Data Mixtures for LilTii-v0.2
Stage 1 (Warmup+Stable) Data Mixture
For this stage, 40% is Bengali text (40B tokens), 35% is educational English text (35B tokens), 14.6% is reasoning-focused English text (14.6B tokens), and 9.5% is educational math English text (9.5B tokens). The detailed breakdown is as follows:
| Dataset Name | Subset | Size (Tokens) | Repetition Factor |
|---|---|---|---|
| Polygl0t/gigakriya-v1 | Edu Score of 1 | 5.87B | 2 |
| Edu Score of 2 | 8.62B | 2 | |
| Edu Score of 3 | 4.25B | 2 | |
| Edu Score of 4 | 1.52B | 2 | |
| Edu Score of 5 | 5.50M | 2 | |
| HuggingFaceFW/fineweb-edu | Edu Score of 3 | 35.00B | 1 |
| HuggingFaceTB/finemath | Edu Score of 4 | 8.59B | 1 |
| Edu Score of 5 | 1.08B | 1 | |
| allenai/big-reasoning-traces | All | 2.44B | 1 |
| allenai/math-meta-reasoning-filtered | All | 1.24B | 2 |
| nvidia/OpenScience | All | 9.87B | 1 |
During this stage, the learning rate follows a linear warmup for the first 2,000 steps, reaching a peak of 7e-4. It then remains stable at this peak for the next 47,500 steps before transitioning to the next stage.

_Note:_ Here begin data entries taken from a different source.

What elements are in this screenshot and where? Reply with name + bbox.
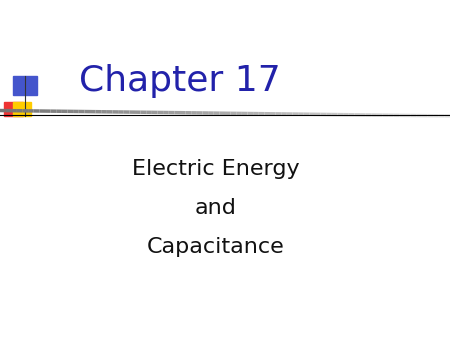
Text: Capacitance: Capacitance	[147, 237, 285, 257]
Bar	[13, 76, 37, 95]
Text: Chapter 17: Chapter 17	[79, 64, 280, 98]
Bar	[4, 102, 22, 116]
Bar	[13, 102, 31, 116]
Text: and: and	[195, 198, 237, 218]
Text: Electric Energy: Electric Energy	[132, 159, 300, 179]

Stage 2 (Stable) Data Mixture
For this stage, 40% is Bengali text (40B tokens), 25% is synthetic English text (25B tokens), 14% is educational English text (14B tokens), 14.6% is reasoning-focused English text (14.6B tokens), and 9.5% is educational math English text (9.5B tokens).
| Dataset Name | Subset | Size (Tokens) | Repetition Factor |
|---|---|---|---|
| Polygl0t/gigakriya-v1 | Edu Score of 1 | 5.87B | 2 |
| Edu Score of 2 | 8.62B | 2 | |
| Edu Score of 3 | 4.25B | 2 | |
| Edu Score of 4 | 1.52B | 2 | |
| Edu Score of 5 | 5.50M | 2 | |
| HuggingFaceFW/fineweb-edu | Edu Score of 4 | 14.22B | 1 |
| HuggingFaceTB/smollm-corpus (Cosmopedia v2) | All | 25.0B | 1 |
| HuggingFaceTB/finemath | Edu Score of 4 | 8.59B | 1 |
| Edu Score of 5 | 1.08B | 1 | |
| allenai/big-reasoning-traces | All | 2.44B | 1 |
| allenai/math-meta-reasoning-filtered | All | 1.24B | 2 |
| nvidia/OpenScience | All | 9.87B | 1 |
During this stage, the learning rate remains stable at 7e-4 for the entire duration of 47,500 steps.
Stage 3 (Stable+LinearDecay) Data Mixture
For this stage, 50% is Bengali text (15B tokens), 40% is synthetic English text (12.5B tokens), 1% is highly educational English text (0.27B tokens), 8% is reasoning-focused English text (2.4B tokens), and 1% is highly-educational math English text (1B tokens).
| Dataset Name | Subset | Size (Tokens) | Repetition Factor |
|---|---|---|---|
| Polygl0t/gigakriya-v1 | Edu Score of 3 | 4.25B | 3 |
| Edu Score of 4 | 1.52B | 2 | |
| Edu Score of 5 | 5.50M | 3 | |
| HuggingFaceFW/fineweb-edu | Edu Score of 5 | 0.27B | 4 |
| HuggingFaceTB/smollm-corpus (Cosmopedia v2) | Half | 12.5B | 1 |
| HuggingFaceTB/finemath | Edu Score of 5 | 1.08B | 1 |
| allenai/big-reasoning-traces | All | 2.44B | 1 |
During this stage, the learning rate starts at 7e-4 and remains stable for the first 3,000 steps. It then linearly decays to 0 over the remaining 12,000 steps. The decay phase covers approximately 25 billion tokens, about 10% of the total training tokens.